As big as Brazil: Bubble shield in space to prevent climate collapse

With increasing global warming, people are desperately looking for solutions to the climate problem.

As big as Brazil: Bubble shield in space to prevent climate collapse

With increasing global warming, people are desperately looking for solutions to the climate problem. Researchers are now proposing to dim some of the sunlight with a gigantic carpet of bubbles in space. In theory it sounds tempting - but many hurdles remain.

Climate change threatens to elude mankind. Heat waves are becoming more common. Researchers are already warning that the 1.5 degree warming threshold could fall in the coming years. This was once considered the target upper limit for permanent warming that the countries of the world had agreed to in the Paris Climate Agreement in 2015. At the same time, global mass emissions of CO2 continue. So what to do?

One solution could be solar geoengineering. The basic idea: a fraction of the sunlight is simply reflected away from the earth. Because the less sunlight reaches the earth's atmosphere, the less it warms up.

For example, there is the idea of ​​distributing aerosols in the stratosphere that reflect sunlight.

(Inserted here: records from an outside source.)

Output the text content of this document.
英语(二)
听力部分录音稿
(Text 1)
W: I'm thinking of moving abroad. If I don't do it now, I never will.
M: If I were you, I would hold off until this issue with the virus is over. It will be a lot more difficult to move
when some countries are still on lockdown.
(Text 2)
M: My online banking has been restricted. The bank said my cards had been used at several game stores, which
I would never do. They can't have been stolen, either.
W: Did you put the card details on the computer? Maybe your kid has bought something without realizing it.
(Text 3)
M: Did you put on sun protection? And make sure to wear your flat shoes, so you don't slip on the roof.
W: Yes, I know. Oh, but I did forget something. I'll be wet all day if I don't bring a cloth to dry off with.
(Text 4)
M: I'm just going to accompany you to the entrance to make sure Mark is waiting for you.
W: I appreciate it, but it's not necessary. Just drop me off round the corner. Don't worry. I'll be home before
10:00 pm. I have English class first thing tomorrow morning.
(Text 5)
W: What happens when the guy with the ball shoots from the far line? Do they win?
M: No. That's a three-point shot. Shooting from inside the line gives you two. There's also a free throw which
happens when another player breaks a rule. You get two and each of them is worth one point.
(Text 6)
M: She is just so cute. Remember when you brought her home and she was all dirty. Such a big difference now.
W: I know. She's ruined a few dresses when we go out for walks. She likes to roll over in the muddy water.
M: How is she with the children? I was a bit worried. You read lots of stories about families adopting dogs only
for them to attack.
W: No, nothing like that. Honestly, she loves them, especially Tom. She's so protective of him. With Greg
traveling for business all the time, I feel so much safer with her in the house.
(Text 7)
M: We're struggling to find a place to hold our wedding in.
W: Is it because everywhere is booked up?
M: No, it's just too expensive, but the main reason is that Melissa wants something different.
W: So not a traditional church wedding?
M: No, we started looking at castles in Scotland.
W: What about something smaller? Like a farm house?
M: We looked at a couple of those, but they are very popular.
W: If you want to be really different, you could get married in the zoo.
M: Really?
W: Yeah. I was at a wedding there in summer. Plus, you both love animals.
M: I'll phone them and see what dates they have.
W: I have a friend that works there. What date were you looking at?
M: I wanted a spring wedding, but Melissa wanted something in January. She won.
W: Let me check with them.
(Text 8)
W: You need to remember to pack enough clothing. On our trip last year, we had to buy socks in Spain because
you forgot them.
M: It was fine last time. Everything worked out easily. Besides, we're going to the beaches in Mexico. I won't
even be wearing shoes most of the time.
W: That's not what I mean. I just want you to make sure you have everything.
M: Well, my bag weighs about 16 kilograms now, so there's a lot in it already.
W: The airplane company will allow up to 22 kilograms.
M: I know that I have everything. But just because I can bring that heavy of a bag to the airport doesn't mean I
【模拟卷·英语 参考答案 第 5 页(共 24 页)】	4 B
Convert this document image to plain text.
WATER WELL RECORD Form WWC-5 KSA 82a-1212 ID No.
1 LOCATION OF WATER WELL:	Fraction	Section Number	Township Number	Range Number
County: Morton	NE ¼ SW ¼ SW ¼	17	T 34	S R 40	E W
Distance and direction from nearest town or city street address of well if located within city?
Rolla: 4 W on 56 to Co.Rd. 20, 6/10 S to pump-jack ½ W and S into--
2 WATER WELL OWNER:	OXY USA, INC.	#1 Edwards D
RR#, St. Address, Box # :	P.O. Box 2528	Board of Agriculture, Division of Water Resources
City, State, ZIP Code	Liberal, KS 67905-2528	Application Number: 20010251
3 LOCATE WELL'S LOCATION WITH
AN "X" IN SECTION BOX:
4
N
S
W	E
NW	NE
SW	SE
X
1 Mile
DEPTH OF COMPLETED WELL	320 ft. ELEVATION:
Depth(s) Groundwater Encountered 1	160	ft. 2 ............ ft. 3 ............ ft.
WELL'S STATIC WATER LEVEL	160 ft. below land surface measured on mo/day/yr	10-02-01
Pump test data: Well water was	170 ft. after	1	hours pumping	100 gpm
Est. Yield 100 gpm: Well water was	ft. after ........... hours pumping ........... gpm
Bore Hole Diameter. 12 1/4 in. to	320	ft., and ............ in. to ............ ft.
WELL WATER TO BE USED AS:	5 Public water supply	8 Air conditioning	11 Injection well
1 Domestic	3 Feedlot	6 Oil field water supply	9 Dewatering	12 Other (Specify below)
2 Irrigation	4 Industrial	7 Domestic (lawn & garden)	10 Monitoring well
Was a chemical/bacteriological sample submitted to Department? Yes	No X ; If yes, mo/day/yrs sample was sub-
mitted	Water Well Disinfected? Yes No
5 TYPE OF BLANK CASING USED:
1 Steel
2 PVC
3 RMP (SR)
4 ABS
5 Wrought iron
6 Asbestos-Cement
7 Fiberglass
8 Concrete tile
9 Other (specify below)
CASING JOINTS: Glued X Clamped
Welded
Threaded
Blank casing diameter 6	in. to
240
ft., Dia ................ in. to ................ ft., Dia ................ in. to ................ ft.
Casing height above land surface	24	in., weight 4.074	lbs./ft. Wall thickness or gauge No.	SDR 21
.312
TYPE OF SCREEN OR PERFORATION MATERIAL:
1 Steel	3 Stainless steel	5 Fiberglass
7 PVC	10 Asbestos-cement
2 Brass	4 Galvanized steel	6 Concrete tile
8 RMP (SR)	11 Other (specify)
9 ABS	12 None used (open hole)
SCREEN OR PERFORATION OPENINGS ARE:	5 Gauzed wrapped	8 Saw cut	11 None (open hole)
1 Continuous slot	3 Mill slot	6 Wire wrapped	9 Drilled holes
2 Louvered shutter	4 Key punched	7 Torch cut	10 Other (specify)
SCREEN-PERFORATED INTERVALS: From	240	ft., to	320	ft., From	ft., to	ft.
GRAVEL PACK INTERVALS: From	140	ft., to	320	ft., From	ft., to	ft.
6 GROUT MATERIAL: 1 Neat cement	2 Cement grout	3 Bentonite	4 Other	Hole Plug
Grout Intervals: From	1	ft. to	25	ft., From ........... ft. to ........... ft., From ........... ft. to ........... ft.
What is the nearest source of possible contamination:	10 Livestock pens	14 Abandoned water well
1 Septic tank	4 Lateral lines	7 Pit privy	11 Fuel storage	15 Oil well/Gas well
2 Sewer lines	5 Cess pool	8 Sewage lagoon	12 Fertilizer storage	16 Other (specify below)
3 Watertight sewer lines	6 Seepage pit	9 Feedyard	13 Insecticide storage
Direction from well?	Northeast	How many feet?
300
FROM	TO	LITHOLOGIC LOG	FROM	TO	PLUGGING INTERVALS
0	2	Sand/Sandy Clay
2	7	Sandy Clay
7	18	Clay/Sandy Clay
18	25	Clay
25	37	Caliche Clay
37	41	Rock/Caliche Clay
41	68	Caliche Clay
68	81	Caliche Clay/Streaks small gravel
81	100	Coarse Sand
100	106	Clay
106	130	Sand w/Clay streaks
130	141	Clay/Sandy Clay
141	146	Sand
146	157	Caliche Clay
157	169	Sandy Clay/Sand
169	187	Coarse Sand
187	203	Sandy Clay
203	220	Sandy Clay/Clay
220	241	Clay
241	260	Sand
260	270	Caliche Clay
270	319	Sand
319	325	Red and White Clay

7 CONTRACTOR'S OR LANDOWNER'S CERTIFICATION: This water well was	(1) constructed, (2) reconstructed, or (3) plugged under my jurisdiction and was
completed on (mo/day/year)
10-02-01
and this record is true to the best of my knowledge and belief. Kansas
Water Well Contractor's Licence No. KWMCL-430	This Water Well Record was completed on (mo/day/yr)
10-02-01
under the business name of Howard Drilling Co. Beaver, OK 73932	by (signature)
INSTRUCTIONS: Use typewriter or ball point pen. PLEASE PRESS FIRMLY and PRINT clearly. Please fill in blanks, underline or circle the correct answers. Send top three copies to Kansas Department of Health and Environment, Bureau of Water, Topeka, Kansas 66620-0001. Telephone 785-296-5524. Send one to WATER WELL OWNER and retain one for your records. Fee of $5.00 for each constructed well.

This actually works - when the Pinatubo volcano in the Philippines erupted in 1991, it was observed that the earth cooled by around 0.3 to 0.5 degrees due to the sulfur dioxide blown into the high air layers. But there are numerous concerns about imitating something like this technically, for example with fleets of airplanes. Because it is difficult to get rid of aerosols if the whole thing does not have the desired or even negative effects on the climate.

Another approach is giant, space-based solar shields that dim the sunlight a bit. According to calculations, a 1.8 percent reduction in solar radiation could already reverse global warming. Researchers at the renowned Massachusetts Institute of Technology (MIT) in the USA are now presenting a new concept of this type. Her sunshield consists of a giant "raft" of frozen bubbles. It is said to be roughly the size of Brazil and to be positioned 2.5 million kilometers from Earth in front of the sun - near the so-called Lagrange point, where the gravitational forces of both celestial bodies cancel each other out.

The idea of ​​building giant sunglasses for Earth is not new. There have been proposals in the past to launch large foils or a swarm of small spacecraft with sun shields. But the technical challenges are enormous. The biggest problem is getting the massive amounts of material into space. The MIT researchers' solution: The bubbles should have wafer-thin shells in order to save material. According to calculations, they should be just 400 to 600 nanometers thin - a sheet of paper would be around 200 times thicker.

In the first experiments, it was already possible to inflate a thin-film bubble at a pressure of 0.0028 atmospheres and keep it at around minus 50 degrees - i.e. conditions that are roughly close to those in space, the researchers write in a statement. Possible materials are ionic liquids - salts that are already liquid at room temperature. 'A key advantage of a bubble screen is the ability to be assembled in situ, using space-based manufacturing techniques,' the authors said. Dismantling is also easy - the bubbles can simply be burst when they are no longer needed. "This would make solar geoengineering fully reversible and significantly reduce space debris."

But the authors admit that a lot of research is still needed to make all of this a reality. For example, with a view to transporting the raw material or assembling the umbrella. Researchers are already thinking about futuristic space concepts, such as magnetic cannons ("railguns") to shoot the necessary material into space - so far, however, such a thing has only existed on paper. In addition, the fragile structure would probably have to be constantly renewed. And the solar wind threatens to push it away over time, for which a solution would also have to be found.

There are other challenges: It is completely unclear, for example, how the reduced solar radiation will affect the earth's weather. Scientists and environmentalists warned in an open letter earlier this year that the regional effects of solar geoengineering could be devastating. Thus, artificially weakening the sun's radiative power would likely interrupt the monsoon rains in South Asia and West Africa. It could wipe out the rain-dependent agriculture there that feeds hundreds of millions of people.

In the end, the procedure may do more harm than good. And a supposedly simple technical solution to climate change could also reduce the urgency of reducing CO2 - in other words, humanity would possibly continue as before. However, the authors emphasize that a parasol should at best support efforts to reduce CO2.

In addition, the whole thing has so far only been a working hypothesis, according to the MIT statement. However, if all the technical hurdles are overcome, the bubble sun shield could be built before the end of the century, before the worst effects of climate change hit. According to older calculations, the costs would be around 0.5 percent of global GDP - over a period of 50 years.